Since modern computers use eight bits in each byte, a very natural way to use ASCII is to allocate one byte for each character. Of course, that leaves an extra bit, which could be used for a variety of purposes. During transmission of information, some systems have used this additional bit to signify whether an odd number of the other bits are 1, in the hope of identifying the occasional mistransmitted bit. Some systems have used this additional bit to represent whether the text should be highlighted (probably by using inverted text). But the most common technique has been to define it so that the additional 128 bit sequences represent other characters not included in ASCII.
The most common such extension in use is the Latin1 encoding, which adds the accent marks and a few other non-Latin characters necessary for supporting a wide variety of European languages like Spanish and German, as well as additional punctuation including currency symbols beyond the dollar $.
But there are many others, supporting different alphabets such as Cyrillic (Russian), Hebrew, and Greek. In fact, two organizations collaborated on a set of 15 such standards, of which Latin1 is the first; collectively, they are called ISO/IEC 8859.
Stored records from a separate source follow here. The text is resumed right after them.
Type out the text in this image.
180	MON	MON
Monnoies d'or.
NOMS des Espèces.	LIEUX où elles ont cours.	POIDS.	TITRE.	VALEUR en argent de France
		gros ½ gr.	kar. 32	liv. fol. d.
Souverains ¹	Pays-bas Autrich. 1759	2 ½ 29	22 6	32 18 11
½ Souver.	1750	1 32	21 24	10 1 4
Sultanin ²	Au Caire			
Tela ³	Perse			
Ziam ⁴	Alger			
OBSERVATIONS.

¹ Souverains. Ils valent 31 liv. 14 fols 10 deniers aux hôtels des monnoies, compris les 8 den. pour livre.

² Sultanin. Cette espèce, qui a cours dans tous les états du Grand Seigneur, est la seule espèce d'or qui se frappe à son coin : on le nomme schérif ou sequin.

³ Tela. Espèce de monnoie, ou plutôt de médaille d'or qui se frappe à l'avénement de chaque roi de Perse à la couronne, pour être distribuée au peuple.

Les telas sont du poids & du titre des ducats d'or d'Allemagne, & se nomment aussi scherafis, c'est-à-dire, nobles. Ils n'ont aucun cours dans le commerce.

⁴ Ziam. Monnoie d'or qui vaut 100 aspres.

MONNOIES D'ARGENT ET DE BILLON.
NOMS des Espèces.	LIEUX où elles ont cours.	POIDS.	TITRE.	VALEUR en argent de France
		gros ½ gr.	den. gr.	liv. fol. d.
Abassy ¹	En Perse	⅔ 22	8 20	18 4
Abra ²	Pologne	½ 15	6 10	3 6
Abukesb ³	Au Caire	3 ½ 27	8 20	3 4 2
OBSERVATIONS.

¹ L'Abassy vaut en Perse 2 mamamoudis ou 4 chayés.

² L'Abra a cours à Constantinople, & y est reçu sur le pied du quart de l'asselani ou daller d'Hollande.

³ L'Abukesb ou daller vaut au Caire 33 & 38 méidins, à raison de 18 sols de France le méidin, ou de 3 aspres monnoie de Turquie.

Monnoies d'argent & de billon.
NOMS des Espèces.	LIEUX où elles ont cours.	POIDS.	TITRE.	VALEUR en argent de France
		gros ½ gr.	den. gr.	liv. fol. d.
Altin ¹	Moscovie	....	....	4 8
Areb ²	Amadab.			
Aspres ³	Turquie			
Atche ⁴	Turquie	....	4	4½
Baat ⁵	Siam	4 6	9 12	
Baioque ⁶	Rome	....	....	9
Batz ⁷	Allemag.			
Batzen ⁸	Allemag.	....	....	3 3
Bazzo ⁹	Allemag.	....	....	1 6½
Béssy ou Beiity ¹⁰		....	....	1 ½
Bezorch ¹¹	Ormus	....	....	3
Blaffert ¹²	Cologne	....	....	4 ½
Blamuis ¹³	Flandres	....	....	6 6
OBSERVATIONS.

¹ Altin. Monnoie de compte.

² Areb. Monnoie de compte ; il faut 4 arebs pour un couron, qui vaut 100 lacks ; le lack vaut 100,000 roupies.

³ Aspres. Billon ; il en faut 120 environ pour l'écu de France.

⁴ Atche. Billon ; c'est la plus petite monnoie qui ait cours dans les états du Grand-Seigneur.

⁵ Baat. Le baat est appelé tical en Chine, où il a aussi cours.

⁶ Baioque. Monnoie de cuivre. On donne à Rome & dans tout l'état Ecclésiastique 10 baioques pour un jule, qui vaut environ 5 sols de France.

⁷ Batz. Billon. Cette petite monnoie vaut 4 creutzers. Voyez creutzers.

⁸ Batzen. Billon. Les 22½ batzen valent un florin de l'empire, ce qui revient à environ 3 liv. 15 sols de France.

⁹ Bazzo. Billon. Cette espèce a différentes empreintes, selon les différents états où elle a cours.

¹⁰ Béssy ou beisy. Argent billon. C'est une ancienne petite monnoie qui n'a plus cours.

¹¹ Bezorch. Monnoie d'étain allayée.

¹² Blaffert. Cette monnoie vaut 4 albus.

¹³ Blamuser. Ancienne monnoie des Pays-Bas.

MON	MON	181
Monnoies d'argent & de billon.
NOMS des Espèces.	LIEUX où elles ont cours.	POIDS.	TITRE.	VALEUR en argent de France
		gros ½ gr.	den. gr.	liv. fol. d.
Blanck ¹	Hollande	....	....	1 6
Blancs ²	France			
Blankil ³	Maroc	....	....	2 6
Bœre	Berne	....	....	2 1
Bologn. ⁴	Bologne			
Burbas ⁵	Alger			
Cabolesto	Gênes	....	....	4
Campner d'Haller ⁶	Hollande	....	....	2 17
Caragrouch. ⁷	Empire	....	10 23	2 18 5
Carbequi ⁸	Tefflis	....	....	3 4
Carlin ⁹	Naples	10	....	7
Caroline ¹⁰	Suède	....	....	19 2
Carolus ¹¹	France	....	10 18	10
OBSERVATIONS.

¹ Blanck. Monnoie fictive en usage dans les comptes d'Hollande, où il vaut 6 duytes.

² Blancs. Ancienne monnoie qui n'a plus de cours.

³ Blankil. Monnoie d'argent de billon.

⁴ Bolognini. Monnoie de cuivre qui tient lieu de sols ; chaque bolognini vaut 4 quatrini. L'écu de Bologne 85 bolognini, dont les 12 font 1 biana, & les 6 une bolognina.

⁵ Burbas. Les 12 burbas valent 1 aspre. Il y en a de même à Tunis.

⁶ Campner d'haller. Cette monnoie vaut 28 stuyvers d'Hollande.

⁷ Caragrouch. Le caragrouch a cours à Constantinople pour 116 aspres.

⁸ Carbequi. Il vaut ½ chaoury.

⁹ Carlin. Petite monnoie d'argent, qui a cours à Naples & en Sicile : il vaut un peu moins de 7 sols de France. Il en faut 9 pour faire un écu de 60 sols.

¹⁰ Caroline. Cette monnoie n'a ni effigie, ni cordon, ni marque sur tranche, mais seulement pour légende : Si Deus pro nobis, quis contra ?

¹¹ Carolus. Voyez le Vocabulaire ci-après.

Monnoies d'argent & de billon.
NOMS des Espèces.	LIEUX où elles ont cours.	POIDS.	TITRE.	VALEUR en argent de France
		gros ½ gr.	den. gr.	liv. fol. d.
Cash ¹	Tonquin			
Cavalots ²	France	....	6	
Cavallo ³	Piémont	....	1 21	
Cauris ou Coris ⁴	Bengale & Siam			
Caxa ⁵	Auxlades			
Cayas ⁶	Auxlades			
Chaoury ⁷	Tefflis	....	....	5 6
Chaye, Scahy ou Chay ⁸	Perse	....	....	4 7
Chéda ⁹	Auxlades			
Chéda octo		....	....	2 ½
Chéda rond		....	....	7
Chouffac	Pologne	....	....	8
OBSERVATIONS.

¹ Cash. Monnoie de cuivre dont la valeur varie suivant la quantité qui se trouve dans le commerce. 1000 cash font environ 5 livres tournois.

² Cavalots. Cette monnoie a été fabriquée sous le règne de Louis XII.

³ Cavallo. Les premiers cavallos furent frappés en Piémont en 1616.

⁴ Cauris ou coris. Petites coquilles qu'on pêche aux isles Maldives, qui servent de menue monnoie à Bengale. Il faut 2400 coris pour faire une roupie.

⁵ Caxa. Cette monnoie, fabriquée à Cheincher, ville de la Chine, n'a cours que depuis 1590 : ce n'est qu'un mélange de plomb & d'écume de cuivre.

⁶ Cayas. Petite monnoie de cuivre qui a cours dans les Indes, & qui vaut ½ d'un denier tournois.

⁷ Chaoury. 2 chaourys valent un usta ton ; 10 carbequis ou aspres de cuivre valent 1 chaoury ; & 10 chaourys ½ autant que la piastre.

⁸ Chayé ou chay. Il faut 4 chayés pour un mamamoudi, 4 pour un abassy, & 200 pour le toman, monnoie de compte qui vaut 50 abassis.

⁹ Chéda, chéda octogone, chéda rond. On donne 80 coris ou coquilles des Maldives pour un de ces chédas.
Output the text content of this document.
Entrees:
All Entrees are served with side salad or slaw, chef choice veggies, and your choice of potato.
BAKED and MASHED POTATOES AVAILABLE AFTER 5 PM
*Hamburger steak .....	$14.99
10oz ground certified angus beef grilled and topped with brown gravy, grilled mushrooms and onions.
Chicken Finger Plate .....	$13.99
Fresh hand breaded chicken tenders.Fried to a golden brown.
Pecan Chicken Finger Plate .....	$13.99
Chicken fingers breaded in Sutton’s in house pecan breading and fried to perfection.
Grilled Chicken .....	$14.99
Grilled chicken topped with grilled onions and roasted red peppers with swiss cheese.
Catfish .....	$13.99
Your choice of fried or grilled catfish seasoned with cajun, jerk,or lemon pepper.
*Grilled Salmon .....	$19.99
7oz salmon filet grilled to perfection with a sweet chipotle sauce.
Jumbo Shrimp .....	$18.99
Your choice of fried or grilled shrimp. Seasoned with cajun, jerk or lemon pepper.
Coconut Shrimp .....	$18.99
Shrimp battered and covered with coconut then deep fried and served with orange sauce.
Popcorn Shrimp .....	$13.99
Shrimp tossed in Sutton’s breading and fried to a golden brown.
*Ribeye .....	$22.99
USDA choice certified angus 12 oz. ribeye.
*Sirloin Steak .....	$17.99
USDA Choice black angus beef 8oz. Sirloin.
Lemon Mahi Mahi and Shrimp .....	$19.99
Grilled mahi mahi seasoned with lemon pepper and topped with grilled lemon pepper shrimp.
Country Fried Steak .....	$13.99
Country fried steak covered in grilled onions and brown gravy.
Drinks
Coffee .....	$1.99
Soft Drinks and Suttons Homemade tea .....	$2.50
Having many alternative encoding standards is confusing, and in any case it doesn't address East Asian writing systems, such as those for Chinese and Japanese, which can use tens of thousands of symbols. For this reason, a group got together to define a 16-bit encoding, which they called Unicode. Sixteen bits allows for 65,536 different characters, which covers nearly all characters in modern use. They published their standard in 1991–92.
While this was nearly sufficient, they eventually decided that they needed more room, so they extended the encoding to go up to about 1.1 million. This whole space is unlikely ever to be exhausted.
Today's Unicode standard includes all the common alphabets as well as mathematical symbols, many alphabets only of historic interest (e.g., Egyptian hieroglyphs), and other occasionally useful symbols, like the queen of spades (, or 🂭 if your browser's font supports it). However, enumerating all Chinese characters is basically impossible, so it inevitably omits several.
While ASCII and its 8-bit extensions were the dominant encoding through the 1990's, most systems today are migrating toward using Unicode. This is a complex process, both because Unicode is itself complex and because so much software has been written on the basis that each character is exactly one byte long.